Roni menjelaskan bahwa pihaknya berharap instansi terkait segera melakukan audit dan investigasi terhadap seluruh jajaran RS Martha Friska Multatuli Medan. “Yang terpenting lagi, para pihak terkait segera memerintahkan Direktur RS Martha Friska Multatuli Medan untuk bertanggung jawab penuh atas kematian korban yang tidak sesuai dengan standar operasional prosedur,” tegasnya.
Roni mengungkapkan bahwa keluarga korban sebelumnya telah beberapa kali meminta pertanggungjawaban dari pihak rumah sakit terkait dugaan malpraktik tersebut. Namun, hingga saat ini, pihak rumah sakit belum memberikan tanggapan maupun pertanggungjawaban.
Baca Juga: MAKI Singgung Pansel KPK Pilihan Jokowi Tidak Sah
“Keluarga korban telah mempertanyakan kematian korban sebanyak empat kali. Namun, tidak ada tanggapan atau pertanggungjawaban dari pihak rumah sakit tersebut,” ujar Roni, yang merupakan Managing Partner Kantor Hukum Roni Prima & Partners di Jakarta Selatan.
Roni kemudian memaparkan kronologi dugaan malpraktik yang menyebabkan korban meninggal dunia.

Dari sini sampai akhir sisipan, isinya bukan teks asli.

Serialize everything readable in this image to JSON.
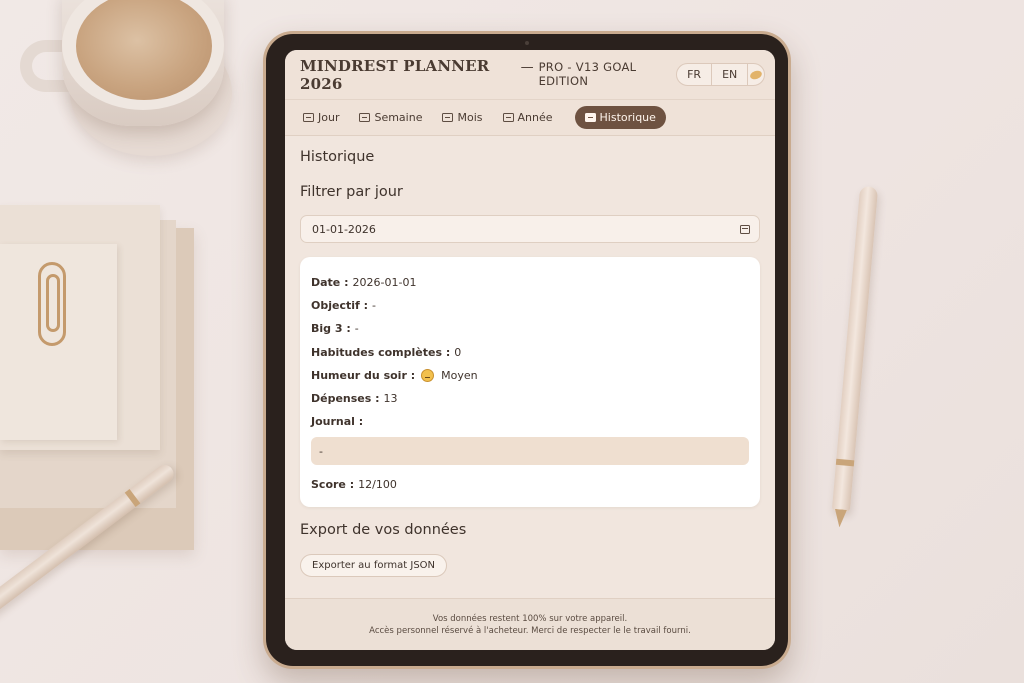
{
  "header": {
    "brand": "MINDREST PLANNER 2026",
    "dash": "—",
    "edition": "PRO - V13 GOAL EDITION",
    "lang_fr": "FR",
    "lang_en": "EN",
    "theme_icon": "moon-icon"
  },
  "tabs": [
    {
      "label": "Jour",
      "icon": "calendar-icon"
    },
    {
      "label": "Semaine",
      "icon": "calendar-icon"
    },
    {
      "label": "Mois",
      "icon": "calendar-icon"
    },
    {
      "label": "Année",
      "icon": "calendar-icon"
    },
    {
      "label": "Historique",
      "icon": "document-icon",
      "active": true
    }
  ],
  "main": {
    "page_title": "Historique",
    "filter_title": "Filtrer par jour",
    "date_value": "01-01-2026",
    "record": {
      "date_label": "Date :",
      "date_value": "2026-01-01",
      "objectif_label": "Objectif :",
      "objectif_value": "-",
      "big3_label": "Big 3 :",
      "big3_value": "-",
      "habitudes_label": "Habitudes complètes :",
      "habitudes_value": "0",
      "humeur_label": "Humeur du soir :",
      "humeur_value": "Moyen",
      "depenses_label": "Dépenses :",
      "depenses_value": "13",
      "journal_label": "Journal :",
      "journal_value": "-",
      "score_label": "Score :",
      "score_value": "12/100"
    },
    "export_title": "Export de vos données",
    "export_button": "Exporter au format JSON"
  },
  "footer": {
    "line1": "Vos données restent 100% sur votre appareil.",
    "line2": "Accès personnel réservé à l'acheteur.  Merci de respecter le le travail fourni."
  },
  "colors": {
    "accent": "#6e5241",
    "background": "#f1e6de",
    "card": "#ffffff",
    "journal_box": "#efdfd0"
  }
}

Menurutnya, pada 9 September 2024, Eduard dirujuk ke RS Martha Friska Multatuli di Medan berdasarkan rekomendasi dari RS Santa Lusia di Kota Siborong-borong, Tapanuli Utara. Korban tiba di rumah sakit sekitar pukul 02.00 WIB dan masih dapat berbicara serta makan secara normal.
“Sekitar pukul 10.00 WIB, seorang perawat datang meminta izin kepada korban untuk melakukan penyuntikan. Perawat kemudian menyuntikkan obat Infimycin Azithromycin Dihydrate serbuk infus IV 0,5 gram melalui jalur vena di tangan kiri korban,” jelas Roni.
Setelah penyuntikan, perawat menghentikan sementara aliran infus untuk menunggu penyuntikan selesai, lalu meninggalkan ruangan. Tak lama kemudian, korban menunjukkan reaksi terhadap obat tersebut. “Korban merintih dan meronta kesakitan, merasa kepanasan, menggigit lidah, dan akhirnya meninggal dunia,” tambah Roni.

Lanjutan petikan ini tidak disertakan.